Alicia Keys Tweets Her Own Death For AIDS Awareness

Alicia Keys Tweets Her Own Death For AIDS Awareness


Social media has become a huge part of many people’s lives, so it makes sense that it will play an equal role in the death of several celebrities–digitally. Spearheaded by singer/philanthropist Alicia Keys‘s charity, Keep a Child Alive, the Digital Life Sacrifice campaign will find various public figures signing off from Twitter and FaceBook tomorrow (Tuesday, Nov. 30) in an act of solidarity to raise awareness and funds for families affected by HIV/AIDS in Africa and India. Tied in to World AIDS Day, the social media boycott or “digital death” of Keys and her celebrity friends–including her husband Swizz Beatz, Usher, Serena Williams, Lady Gaga, and Kim and Khloe Kardashian, among others–will continue until $1 million is raised.

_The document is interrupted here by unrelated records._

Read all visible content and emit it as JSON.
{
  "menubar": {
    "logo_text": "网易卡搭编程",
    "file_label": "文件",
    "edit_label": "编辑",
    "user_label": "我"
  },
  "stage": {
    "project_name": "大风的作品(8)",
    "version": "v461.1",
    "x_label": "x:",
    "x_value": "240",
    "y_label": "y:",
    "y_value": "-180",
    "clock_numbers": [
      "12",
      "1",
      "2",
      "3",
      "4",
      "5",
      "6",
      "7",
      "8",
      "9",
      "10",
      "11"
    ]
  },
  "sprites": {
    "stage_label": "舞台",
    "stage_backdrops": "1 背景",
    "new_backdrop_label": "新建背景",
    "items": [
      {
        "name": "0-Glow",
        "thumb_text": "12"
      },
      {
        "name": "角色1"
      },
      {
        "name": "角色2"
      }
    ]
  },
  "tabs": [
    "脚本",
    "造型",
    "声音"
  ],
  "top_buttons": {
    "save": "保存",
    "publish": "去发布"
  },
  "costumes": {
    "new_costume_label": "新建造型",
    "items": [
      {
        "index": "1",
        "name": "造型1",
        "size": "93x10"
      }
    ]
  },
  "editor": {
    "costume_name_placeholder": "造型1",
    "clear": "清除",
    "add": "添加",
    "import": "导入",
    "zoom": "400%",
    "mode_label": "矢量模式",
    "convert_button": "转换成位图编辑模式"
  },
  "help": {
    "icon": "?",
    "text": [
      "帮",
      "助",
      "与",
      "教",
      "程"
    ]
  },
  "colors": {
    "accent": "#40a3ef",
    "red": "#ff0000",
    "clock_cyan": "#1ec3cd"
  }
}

As part of the campaign, participating celebs will send out “last tweet and testaments” viral videos, as well as dramatic images laying in a casket, to get the word out. “It’s really important and super-cool to use mediums that we naturally are on,” Keys told The Associated Press. “It’s so important to shock you to the point of waking up.”

Faithful Twitter followers are urged to help bring their favorite stars back to life by texting the first name of the celebrity they’re mourning to 90999, which will automatically donate $10 to the cause. With over 27 million followers among them, Keys and her high profile friends should back to tweeting in no time; but that doesn’t mean you should stand idly by. If celebrity Twitter accounts aren’t your thing, be sure to find a charity of your own choosing to donate to and help fight this ongoing epidemic.

“This is such a direct and instantly emotional way and a little sarcastic, you know, of a way to get people to pay attention,” says Keys. “It’s not that people don’t care or it’s not that people don’t want to do something, it’s that they never thought of it quite like that.”